12. A non-transitory computer-readable medium that stores instructions that, when executed by one or more processors, cause the one or more processors to perform operations comprising:
determining, for each tenant of a plurality of tenants, based on a priority for the tenant and a loading for an application, a rate limit for use of the application by the tenant; and
processing requests for the application by the plurality of tenants in accordance with the determined rate limits for the plurality of tenants.
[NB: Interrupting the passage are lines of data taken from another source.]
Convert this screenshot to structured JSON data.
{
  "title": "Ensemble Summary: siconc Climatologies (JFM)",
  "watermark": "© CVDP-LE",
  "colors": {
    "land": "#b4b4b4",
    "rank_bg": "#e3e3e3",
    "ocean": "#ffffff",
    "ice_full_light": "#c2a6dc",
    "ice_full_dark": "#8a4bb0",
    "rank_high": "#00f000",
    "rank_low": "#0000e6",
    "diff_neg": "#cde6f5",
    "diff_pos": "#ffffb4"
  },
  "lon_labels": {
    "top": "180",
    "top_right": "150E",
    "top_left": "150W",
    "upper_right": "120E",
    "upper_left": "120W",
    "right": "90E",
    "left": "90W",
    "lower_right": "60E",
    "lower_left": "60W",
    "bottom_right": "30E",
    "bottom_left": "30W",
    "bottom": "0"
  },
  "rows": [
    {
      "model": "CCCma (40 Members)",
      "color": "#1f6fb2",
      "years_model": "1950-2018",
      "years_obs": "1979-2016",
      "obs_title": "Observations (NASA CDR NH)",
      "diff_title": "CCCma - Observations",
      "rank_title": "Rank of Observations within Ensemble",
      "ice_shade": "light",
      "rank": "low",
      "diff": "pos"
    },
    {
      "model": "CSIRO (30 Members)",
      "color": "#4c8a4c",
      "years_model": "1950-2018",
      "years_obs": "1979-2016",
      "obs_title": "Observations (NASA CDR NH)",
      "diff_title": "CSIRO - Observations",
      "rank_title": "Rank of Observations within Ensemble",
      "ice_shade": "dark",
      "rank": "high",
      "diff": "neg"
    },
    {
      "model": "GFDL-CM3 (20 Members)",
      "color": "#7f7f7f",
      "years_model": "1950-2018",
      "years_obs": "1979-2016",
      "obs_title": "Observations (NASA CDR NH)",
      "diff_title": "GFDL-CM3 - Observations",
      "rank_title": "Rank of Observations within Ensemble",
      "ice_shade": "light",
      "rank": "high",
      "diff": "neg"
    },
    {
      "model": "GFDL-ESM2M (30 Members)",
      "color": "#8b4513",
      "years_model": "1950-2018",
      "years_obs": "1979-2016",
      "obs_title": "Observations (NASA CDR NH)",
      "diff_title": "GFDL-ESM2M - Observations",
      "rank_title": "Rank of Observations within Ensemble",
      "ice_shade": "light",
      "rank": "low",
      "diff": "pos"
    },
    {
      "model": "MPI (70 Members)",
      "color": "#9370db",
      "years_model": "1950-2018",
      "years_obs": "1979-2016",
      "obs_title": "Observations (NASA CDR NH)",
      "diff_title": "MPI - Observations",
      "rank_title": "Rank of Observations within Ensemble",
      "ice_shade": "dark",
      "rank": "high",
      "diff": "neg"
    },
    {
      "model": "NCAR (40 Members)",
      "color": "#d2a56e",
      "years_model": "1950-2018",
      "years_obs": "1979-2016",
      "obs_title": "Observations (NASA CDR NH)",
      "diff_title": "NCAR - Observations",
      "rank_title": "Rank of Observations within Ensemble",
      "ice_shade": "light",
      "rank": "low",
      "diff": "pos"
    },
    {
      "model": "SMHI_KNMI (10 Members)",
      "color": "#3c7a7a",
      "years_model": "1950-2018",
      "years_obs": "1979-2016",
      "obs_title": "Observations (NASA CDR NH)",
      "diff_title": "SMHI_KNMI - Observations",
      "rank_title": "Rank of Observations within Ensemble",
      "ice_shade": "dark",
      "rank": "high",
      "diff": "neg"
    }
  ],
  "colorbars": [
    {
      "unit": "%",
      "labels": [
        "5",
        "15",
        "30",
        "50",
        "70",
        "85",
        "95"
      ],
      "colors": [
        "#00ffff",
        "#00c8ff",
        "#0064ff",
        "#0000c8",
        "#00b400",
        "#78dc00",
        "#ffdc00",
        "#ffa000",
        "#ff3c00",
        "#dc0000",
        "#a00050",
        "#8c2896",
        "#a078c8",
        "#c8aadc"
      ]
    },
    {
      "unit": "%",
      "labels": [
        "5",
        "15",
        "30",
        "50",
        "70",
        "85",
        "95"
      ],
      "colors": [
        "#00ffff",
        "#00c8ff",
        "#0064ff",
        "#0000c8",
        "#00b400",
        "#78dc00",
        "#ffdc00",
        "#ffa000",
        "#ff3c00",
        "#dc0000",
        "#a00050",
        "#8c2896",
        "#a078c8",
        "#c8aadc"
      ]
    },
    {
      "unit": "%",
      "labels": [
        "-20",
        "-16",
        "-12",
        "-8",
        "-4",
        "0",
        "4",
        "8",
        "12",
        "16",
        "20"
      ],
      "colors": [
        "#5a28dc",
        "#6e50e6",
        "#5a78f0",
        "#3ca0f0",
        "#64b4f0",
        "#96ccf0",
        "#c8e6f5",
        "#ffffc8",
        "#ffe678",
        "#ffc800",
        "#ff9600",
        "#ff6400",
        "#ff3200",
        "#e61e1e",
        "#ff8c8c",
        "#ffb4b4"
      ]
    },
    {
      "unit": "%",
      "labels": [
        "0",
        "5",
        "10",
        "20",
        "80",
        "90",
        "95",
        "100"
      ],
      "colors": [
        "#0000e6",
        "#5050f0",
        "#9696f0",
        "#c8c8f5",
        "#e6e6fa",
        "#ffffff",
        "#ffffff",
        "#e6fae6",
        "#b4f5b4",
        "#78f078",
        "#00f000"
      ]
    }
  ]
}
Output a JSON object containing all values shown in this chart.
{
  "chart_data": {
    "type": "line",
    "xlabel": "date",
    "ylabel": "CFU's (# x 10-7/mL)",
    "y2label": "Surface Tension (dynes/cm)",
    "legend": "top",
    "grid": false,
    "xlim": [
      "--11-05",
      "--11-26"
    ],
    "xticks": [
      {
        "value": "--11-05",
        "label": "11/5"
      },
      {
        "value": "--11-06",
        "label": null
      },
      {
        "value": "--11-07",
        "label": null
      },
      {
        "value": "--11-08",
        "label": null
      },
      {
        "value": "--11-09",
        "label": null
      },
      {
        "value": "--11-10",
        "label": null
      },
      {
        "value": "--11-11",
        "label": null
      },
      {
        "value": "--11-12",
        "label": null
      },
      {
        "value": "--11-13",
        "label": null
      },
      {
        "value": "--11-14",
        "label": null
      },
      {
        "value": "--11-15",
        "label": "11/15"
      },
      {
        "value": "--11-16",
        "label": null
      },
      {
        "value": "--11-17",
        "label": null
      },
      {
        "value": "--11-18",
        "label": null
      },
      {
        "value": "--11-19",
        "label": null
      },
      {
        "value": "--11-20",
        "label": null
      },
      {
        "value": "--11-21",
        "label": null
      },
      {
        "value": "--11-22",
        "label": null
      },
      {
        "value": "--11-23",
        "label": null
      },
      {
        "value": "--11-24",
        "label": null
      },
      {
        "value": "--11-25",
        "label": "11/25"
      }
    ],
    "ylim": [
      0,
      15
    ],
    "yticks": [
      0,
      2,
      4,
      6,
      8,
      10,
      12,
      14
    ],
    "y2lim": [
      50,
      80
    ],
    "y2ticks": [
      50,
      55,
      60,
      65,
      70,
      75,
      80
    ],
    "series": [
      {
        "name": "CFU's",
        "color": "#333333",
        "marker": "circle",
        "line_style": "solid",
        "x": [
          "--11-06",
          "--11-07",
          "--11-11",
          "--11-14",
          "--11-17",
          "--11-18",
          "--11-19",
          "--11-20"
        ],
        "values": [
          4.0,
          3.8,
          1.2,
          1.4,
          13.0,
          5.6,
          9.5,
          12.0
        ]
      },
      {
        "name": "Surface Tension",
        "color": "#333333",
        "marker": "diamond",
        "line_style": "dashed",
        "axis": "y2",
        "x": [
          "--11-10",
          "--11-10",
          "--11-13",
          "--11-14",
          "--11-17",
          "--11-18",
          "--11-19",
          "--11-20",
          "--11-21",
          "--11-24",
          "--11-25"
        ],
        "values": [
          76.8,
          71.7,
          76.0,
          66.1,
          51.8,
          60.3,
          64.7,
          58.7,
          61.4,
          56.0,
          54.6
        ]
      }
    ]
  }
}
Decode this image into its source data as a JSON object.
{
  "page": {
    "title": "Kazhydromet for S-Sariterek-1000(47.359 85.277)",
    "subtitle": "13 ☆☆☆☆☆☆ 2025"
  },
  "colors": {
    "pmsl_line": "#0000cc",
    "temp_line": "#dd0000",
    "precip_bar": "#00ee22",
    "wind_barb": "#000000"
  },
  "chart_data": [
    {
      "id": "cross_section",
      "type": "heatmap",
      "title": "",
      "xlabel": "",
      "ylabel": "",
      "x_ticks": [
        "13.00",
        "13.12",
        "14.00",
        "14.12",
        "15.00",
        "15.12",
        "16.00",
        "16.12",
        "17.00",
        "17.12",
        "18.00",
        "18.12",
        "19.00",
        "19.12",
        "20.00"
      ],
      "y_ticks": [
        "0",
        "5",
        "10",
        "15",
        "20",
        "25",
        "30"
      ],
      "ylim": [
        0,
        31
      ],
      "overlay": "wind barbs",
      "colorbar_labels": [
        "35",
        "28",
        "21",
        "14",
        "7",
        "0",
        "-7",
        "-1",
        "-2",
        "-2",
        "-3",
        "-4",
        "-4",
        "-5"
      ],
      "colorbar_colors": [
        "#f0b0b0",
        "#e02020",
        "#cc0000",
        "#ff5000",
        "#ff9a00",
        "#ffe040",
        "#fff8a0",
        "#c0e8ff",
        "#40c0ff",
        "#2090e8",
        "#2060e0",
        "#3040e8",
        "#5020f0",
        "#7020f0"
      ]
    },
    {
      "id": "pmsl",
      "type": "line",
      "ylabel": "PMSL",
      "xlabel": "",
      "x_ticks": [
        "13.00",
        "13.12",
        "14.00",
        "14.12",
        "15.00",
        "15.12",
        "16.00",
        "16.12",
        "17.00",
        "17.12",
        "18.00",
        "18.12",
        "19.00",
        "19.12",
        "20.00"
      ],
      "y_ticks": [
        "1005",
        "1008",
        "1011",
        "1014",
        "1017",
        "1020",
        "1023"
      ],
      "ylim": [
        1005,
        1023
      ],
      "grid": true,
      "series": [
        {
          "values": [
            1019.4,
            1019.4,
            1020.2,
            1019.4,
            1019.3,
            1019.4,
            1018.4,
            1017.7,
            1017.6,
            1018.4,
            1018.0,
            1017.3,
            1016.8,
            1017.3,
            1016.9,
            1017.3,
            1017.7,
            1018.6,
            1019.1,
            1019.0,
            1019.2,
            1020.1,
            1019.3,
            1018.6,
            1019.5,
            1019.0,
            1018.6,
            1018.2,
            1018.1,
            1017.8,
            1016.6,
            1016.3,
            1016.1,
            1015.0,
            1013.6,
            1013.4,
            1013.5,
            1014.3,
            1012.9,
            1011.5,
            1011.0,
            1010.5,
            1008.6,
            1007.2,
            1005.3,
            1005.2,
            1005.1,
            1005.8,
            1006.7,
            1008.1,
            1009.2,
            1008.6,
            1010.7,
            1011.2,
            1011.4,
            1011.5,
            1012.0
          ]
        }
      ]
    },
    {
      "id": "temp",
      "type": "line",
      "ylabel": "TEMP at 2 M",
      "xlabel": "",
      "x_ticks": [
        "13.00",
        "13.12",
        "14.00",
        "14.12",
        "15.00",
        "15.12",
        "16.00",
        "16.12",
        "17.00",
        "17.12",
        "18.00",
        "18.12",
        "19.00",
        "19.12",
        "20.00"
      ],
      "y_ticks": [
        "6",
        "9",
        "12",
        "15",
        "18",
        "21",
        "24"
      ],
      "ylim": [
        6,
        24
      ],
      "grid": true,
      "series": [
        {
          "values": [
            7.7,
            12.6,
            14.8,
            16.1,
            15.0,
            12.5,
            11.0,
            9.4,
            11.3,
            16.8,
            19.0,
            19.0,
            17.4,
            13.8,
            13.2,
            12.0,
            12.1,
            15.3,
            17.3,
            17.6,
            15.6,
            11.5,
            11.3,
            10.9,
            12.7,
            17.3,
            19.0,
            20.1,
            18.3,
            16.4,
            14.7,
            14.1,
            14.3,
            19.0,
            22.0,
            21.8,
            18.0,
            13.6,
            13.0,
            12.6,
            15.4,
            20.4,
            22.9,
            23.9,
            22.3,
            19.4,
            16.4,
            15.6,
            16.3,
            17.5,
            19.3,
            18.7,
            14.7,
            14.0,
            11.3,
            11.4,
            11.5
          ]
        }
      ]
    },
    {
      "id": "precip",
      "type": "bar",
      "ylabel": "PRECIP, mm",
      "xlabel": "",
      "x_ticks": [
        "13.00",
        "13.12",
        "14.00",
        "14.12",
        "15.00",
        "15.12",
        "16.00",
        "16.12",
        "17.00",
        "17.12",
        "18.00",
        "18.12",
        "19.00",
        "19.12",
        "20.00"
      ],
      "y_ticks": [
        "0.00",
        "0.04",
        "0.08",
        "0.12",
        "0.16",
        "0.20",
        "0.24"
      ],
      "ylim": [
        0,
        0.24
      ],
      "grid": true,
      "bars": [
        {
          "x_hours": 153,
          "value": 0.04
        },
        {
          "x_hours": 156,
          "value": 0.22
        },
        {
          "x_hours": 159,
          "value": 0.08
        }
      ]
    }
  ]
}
13. The non-transitory computer-readable medium of claim 12, wherein the operations further comprise:
determining the loading for the application based on historical usage data.
14. The non-transitory computer-readable medium of claim 12, wherein the operations further comprise:
based on historical usage data, allocating resources for the application.
15. The non-transitory computer-readable medium of claim 12, wherein the operations further comprise:
based on a determination that the loading for the application will be below a predetermined threshold during a future period of time, offering, to a first tenant, a discount for usage of the application during the future period of time.
16. The non-transitory computer-readable medium of claim 12, wherein the operations further comprise:
based on a determination that the loading for the application will be above a predetermined threshold during a future period of time, offering, to a first tenant, a rebate for reduced usage of the application during the future period of time.
17. The non-transitory computer-readable medium of claim 12, wherein the operations further comprise:
based on the loading for the application, generating a promotional proposal for usage of the application;
causing a user interface to be presented with the promotional proposal;
receiving, via the user interface, a modification to the promotional proposal;
generating, based on the modification, a modified promotion; and
sending information regarding the modified promotion to at least a subset of the plurality of tenants.
18. A method comprising:
determining, by one or more processors and for each tenant of a plurality of tenants, based on a priority for the tenant and a loading for an application, a rate limit for use of the application by the tenant; and
processing requests for the application by the plurality of tenants in accordance with the determined rate limits for the plurality of tenants.
19. The method of claim 18, further comprising:
determining the loading for the application based on historical usage data.
20. The method of claim 18, further comprising:
based on historical usage data, allocating resources for the application.